An additional $0.20 per meal would be a 5.5 percent increase to the average federal reimbursement rate of $3.66. And the Healthy Future Students and Earth Act, a federal bill introduced in Congress last summer by Representative Nydia M. Valázquez (D-New York) and Jamaal Bowman (D-New York) would create $10 million in grants for which school districts can apply to help offset the costs of expanding plant-based meals, including culinary training for food service staff, procurement costs of plant-based foods, taste-tests of new menu items, added labor costs associated with preparing plant-based meals from scratch, and training partnerships with vegan food businesses.
On February 22, Grammy award-winning recording artist Billie Eilish joined Trinidad and vegan activists from FOE and other organizations on Capitol Hill to build support for the bill before members of Congress. Trinidad says the bill, which had 28 co-sponsors in mid-February, is on track to get to 100.

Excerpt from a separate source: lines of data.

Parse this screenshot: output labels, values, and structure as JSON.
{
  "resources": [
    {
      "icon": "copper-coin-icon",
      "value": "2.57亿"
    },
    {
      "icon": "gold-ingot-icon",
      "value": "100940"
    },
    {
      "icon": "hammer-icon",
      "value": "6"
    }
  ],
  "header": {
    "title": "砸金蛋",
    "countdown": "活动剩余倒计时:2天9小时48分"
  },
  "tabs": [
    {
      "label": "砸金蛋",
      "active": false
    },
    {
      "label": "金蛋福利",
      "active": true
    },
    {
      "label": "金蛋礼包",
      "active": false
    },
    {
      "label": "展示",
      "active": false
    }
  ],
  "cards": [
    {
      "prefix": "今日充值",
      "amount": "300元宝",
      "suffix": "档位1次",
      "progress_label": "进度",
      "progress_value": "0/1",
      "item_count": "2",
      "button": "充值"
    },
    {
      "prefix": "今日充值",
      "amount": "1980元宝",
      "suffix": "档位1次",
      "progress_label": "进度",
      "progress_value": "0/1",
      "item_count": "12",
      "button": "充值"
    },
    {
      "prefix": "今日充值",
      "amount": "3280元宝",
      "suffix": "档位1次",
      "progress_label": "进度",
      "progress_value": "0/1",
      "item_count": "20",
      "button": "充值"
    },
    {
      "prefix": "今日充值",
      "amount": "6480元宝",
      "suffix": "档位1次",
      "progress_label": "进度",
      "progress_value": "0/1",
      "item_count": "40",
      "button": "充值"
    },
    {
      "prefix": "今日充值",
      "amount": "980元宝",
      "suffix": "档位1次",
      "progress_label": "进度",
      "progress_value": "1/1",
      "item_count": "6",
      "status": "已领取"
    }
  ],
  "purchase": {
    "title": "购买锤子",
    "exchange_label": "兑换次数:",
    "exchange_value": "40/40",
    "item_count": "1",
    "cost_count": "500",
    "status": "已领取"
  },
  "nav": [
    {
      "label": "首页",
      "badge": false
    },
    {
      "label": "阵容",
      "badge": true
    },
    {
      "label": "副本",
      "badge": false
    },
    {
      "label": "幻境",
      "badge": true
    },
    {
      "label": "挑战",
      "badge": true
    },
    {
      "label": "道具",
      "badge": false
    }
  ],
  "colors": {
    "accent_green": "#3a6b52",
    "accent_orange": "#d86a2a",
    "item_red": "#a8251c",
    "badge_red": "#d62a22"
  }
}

“Our coalition centers the students’ voices,” says Trinidad, who has worked with several young people who were motivated to give up meat and dairy our of concerns for animals and the environment — as well as in response to their own serious health challenges.
“The most heartbreaking story for me was of a child who, at age 12, was overweight and had markers of chronic illness. He joined a program I managed for adults who were on Medicaid. I remember reading the intake form to him and adjusting it to a 12-year-old. He told me that he wanted to do sports,” she said. “That is all he wanted — to feel good enough physically and mentally to make the team. But he couldn’t because he was often out of breath and energy. He told me that when he tried to bring healthy food to school, other kids made fun of him, so he stopped. I can still see the sadness in his face.”
In Portland, Maine, vegan options every day
Some districts aren’t waiting on policy change to offer more plant-based meals to their students. Ten elementary schools in Portland, Maine, offer a hot, vegan lunch every day — with options like falafel, vegan kung pao tofu with rice, and rice and beans — as a complement to the typical hamburgers, chicken patties, and macaroni and cheese.
Portland parent and plant-based food columnist Avery Yale Kamila began advocating for vegan hot lunch in 2018 so her son Alden — who has a dairy allergy — could eat what his friends were eating at school. Yale Kamila found a friendly collaborator in Jane McLucas, food service director with the Portland Public Schools, and consulted with her on sample menus that were achievable under the USDA guidelines. By the start of the 2019-2020 school year, daily plant-based hot lunches were a reality in every Portland elementary school.
Yale Kamila says the district can do a better job training cafeteria staff on how to prepare and offer plant-based dishes to students, but sees great promise in the program.
“These kids are at a formative time in their life when their taste preferences and cultural habits are forming,” she says, adding that Alden’s generation — Generation Alpha — could be the “most plant-based generation ever,” according to one studyshowing that 72 percent of millennials with kids regularly eat vegan meals. “As a culture, if we want to move to a more sustainable diet, we have to get the young people to go there, because they’ll still be here [when we’re gone].”